Writing

Apache Parquet for GIS Data Ingestion

I recently graduated from the General Assembly Data Science Immersive Program. The program gave me a strong grounding in data science fundamentals and the skills and confidence I need to start independently researching areas of particular personal interest. One of which is Data Engineering. A contact of mine suggested that I learn about working with Apache Parquet files. I recently completed a project using Ookla network performance data.I had originally used ArcGIS Shapefiles, but the data was also available as Parquets. I decided to rerun the most memory intensive step of the project, loading the file into a GeoPandas dataframe, using parquets to see what impact it had on performance.

The Data Set

The project considered global fixed broadband speeds for the first quarter of 2020. It consisted of 6,688,699 rows and 7 columns. Each columns represented a map tile and that tiles coordinates as a Quad Key, its boundaries as Latitude and Longitude, average upload speed, download speed and latency and the number of tests performed on that tile.

The Code

The initial code was very simple thanks to GeoPandas having good support for reading remote Shapefiles. All code is written in Python 3.7.

import geopandas as gpd
import timeit

ook_url = "https://ookla-open-data.s3.amazonaws.com/shapefiles/performance/type=fixed/year=2020/quarter=1/2020-01-01_performance_fixed_tiles.zip"

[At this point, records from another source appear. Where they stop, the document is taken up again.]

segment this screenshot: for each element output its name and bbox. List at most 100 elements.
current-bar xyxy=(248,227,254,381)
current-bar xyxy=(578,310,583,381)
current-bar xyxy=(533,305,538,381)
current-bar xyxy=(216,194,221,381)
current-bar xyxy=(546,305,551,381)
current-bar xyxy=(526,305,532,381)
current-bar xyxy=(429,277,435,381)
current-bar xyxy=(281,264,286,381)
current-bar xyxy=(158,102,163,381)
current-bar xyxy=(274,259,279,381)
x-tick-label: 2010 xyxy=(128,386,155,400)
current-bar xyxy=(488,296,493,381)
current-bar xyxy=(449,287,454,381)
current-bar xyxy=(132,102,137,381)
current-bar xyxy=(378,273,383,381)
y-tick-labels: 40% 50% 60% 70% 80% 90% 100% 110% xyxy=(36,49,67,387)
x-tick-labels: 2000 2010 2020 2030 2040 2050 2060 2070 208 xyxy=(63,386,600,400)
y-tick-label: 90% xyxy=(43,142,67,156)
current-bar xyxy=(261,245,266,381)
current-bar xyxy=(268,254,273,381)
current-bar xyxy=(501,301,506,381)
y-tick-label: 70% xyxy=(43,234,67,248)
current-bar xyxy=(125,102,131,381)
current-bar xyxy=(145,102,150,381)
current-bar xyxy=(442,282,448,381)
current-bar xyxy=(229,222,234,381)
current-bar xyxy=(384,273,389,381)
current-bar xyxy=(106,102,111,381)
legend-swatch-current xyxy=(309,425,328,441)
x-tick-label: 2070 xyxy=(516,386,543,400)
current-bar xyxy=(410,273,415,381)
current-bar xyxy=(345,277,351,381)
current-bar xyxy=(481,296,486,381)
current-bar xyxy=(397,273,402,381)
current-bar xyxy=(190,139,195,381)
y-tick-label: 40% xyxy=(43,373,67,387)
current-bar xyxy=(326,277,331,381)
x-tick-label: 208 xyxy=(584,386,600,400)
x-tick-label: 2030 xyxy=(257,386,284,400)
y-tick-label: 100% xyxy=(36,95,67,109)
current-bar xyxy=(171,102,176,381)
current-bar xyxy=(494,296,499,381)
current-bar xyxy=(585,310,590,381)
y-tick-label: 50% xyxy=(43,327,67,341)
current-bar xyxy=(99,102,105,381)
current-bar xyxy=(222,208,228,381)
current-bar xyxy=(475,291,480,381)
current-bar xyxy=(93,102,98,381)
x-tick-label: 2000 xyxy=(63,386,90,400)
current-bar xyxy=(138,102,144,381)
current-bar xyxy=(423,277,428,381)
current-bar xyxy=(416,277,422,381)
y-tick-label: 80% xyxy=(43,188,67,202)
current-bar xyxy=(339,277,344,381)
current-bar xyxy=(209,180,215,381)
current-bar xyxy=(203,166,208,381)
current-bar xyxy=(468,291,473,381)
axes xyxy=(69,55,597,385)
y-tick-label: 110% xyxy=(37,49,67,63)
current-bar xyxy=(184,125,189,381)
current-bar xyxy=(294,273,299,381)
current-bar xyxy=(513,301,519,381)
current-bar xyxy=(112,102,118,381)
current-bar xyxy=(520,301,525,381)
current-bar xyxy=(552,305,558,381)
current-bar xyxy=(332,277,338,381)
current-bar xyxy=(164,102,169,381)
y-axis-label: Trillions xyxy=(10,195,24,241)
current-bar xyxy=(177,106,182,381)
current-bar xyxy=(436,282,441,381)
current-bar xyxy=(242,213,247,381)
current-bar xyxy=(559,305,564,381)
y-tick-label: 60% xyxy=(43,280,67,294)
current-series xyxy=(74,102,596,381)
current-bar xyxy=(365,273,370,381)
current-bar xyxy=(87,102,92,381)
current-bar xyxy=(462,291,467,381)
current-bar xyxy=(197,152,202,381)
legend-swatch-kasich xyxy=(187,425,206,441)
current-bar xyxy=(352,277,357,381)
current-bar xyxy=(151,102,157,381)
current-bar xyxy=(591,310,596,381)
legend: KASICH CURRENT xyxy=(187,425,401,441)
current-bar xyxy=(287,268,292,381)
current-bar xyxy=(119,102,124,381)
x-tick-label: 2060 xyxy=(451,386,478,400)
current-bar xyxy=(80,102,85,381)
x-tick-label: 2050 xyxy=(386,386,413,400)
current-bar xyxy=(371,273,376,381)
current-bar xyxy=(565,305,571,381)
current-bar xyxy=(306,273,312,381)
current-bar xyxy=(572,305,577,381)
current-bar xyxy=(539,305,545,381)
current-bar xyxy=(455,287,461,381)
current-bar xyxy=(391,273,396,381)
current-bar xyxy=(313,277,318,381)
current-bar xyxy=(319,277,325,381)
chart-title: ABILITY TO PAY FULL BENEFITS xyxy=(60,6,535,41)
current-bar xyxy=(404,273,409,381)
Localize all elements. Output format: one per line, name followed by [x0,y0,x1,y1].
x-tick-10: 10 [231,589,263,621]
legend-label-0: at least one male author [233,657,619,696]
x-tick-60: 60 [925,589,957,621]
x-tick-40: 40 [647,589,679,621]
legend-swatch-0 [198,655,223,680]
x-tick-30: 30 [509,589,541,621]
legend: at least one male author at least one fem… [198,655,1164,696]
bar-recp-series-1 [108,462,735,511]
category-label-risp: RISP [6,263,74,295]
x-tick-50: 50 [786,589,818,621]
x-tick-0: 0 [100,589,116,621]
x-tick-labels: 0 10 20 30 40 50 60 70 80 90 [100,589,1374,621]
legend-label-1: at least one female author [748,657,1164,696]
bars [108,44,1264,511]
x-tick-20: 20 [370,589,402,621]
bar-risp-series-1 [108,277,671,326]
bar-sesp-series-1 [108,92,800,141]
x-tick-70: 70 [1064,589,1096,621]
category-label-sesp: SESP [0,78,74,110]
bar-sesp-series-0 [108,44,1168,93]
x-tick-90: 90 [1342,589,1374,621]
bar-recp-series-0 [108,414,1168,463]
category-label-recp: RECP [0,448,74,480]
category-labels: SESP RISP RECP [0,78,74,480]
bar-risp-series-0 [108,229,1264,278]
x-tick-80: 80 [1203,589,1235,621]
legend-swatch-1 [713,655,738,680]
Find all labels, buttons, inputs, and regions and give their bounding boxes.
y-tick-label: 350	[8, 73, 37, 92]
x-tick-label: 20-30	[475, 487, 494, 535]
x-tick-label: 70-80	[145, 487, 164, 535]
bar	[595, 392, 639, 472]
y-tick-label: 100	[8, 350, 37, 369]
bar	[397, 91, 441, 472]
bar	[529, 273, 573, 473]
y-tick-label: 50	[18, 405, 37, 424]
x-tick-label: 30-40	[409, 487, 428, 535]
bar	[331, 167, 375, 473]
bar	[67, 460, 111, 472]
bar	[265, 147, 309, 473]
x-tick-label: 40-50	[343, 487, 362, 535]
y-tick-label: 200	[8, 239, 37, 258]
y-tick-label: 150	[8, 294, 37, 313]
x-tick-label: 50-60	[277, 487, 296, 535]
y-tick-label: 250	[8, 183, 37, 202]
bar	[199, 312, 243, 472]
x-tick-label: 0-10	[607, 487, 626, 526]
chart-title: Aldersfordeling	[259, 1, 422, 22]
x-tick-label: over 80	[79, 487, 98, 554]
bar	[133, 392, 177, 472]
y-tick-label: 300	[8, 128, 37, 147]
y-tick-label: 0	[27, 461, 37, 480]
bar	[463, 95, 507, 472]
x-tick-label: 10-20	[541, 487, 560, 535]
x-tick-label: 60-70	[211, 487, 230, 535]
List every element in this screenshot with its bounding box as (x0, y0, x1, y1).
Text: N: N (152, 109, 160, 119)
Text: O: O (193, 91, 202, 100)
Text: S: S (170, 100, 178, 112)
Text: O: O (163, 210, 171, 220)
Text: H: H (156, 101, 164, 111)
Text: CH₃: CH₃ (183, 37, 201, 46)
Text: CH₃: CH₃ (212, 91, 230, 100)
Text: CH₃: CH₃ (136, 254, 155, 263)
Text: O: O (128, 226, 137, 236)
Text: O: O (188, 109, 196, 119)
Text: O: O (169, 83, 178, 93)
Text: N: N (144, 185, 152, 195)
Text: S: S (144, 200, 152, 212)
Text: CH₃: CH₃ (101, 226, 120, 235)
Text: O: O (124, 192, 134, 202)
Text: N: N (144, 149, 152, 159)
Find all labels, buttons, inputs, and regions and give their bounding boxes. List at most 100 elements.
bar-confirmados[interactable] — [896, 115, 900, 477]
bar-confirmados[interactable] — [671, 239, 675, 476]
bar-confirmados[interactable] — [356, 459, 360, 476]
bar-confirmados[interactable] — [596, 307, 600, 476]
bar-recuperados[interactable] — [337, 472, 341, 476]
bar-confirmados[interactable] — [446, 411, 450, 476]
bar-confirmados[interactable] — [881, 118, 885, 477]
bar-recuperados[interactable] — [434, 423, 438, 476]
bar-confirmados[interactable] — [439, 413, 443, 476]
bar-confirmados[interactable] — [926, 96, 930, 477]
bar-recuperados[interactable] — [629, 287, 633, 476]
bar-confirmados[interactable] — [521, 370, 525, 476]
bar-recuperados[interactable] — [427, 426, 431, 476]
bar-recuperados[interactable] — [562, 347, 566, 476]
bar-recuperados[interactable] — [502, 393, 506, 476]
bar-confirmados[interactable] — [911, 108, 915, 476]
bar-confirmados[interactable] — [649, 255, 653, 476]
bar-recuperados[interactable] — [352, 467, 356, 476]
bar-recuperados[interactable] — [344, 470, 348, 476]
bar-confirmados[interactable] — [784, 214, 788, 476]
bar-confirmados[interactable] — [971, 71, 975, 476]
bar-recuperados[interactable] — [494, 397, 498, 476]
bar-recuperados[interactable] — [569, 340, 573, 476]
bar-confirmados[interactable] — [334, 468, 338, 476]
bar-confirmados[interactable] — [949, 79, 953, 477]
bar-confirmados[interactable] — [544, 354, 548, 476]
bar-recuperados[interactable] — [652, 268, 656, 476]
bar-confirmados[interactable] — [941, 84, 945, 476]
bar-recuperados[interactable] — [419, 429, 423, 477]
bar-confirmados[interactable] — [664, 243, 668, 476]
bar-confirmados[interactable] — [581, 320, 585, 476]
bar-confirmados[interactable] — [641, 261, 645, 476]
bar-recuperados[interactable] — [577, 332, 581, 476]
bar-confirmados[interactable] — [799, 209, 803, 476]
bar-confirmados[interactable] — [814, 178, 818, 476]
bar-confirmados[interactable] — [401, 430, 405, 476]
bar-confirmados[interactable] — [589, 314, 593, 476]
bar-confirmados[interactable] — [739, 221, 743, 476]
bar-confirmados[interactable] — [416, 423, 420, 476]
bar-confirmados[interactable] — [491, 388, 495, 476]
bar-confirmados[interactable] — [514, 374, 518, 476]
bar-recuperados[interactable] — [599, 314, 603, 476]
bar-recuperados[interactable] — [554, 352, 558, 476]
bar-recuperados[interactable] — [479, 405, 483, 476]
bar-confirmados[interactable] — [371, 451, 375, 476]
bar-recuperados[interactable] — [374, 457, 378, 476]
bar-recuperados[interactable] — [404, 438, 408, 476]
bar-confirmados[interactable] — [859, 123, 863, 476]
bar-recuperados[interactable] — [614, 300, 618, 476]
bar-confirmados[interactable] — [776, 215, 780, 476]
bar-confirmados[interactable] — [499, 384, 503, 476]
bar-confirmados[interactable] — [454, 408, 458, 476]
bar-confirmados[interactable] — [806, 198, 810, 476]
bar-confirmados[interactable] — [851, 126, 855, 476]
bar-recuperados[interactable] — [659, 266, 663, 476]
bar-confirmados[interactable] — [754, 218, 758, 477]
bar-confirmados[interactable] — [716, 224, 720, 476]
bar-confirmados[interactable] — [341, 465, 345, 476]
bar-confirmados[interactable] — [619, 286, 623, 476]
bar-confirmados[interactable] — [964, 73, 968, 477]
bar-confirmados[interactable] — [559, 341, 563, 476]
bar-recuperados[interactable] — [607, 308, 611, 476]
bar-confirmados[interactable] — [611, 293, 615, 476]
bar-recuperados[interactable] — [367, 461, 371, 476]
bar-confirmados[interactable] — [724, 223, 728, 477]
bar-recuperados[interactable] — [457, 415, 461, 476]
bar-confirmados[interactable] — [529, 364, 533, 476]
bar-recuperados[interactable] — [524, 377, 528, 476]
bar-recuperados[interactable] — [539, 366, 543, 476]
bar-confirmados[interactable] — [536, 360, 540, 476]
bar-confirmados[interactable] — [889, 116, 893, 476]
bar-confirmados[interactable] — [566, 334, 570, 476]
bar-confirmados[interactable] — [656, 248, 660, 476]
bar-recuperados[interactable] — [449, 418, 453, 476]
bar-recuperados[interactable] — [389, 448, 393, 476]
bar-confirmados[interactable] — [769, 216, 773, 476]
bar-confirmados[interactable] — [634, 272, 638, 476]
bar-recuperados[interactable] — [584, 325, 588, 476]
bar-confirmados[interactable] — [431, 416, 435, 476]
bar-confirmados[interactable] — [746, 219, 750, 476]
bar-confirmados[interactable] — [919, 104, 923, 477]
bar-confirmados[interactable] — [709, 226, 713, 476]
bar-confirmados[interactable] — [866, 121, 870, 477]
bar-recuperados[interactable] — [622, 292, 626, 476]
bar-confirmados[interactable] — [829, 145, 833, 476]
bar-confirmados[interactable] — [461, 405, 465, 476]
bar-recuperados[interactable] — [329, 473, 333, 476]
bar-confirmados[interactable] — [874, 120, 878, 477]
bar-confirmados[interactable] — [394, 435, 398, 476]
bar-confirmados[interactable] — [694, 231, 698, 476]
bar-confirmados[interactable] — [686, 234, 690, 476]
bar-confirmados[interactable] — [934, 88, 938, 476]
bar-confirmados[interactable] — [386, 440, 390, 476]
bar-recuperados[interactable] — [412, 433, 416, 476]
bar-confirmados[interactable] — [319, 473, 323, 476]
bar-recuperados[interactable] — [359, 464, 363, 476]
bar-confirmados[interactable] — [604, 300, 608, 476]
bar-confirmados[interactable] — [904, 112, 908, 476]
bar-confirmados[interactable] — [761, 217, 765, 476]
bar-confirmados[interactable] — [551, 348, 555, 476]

start_time = timeit.default_timer()
q1_2020 = gpd.read_file(ook_url)
print(timeit.default_timer() - start_time)

Rewriting it to work with parquet files was slightly more complicated, because there doesn’t seem to be a simple way for GeoPandas to directly load parquets where the geometry is encoded in the wkt format. If you have a more efficient solution, please contact me and let me know.

paqs = "https://ookla-open-data.s3.amazonaws.com/parquet/performance/type=fixed/year=2020/quarter=1/2020-01-01_performance_fixed_tiles.parquet"
start_time = timeit.default_timer()
q1_paq = pd.read_parquet(paqs)
from shapely import wkt
q1_paq['tile'] = gpd.GeoSeries.from_wkt(q1_paq['tile'])
q1_paq_geo = gpd.GeoDataFrame(q1_paq, geometry = 'tile')
print(timeit.default_timer() - start_time)

Results

Even with the somewhat more complicated code, the parquet performed much better than the shapefile. It took about 411 seconds to create the dataframe from the shapefile, and about 224 seconds to do the same with the parquet. This shows that parquets can substantially reduce overhead. Using parquets will substantially improve my ability to work with medium to large datasets.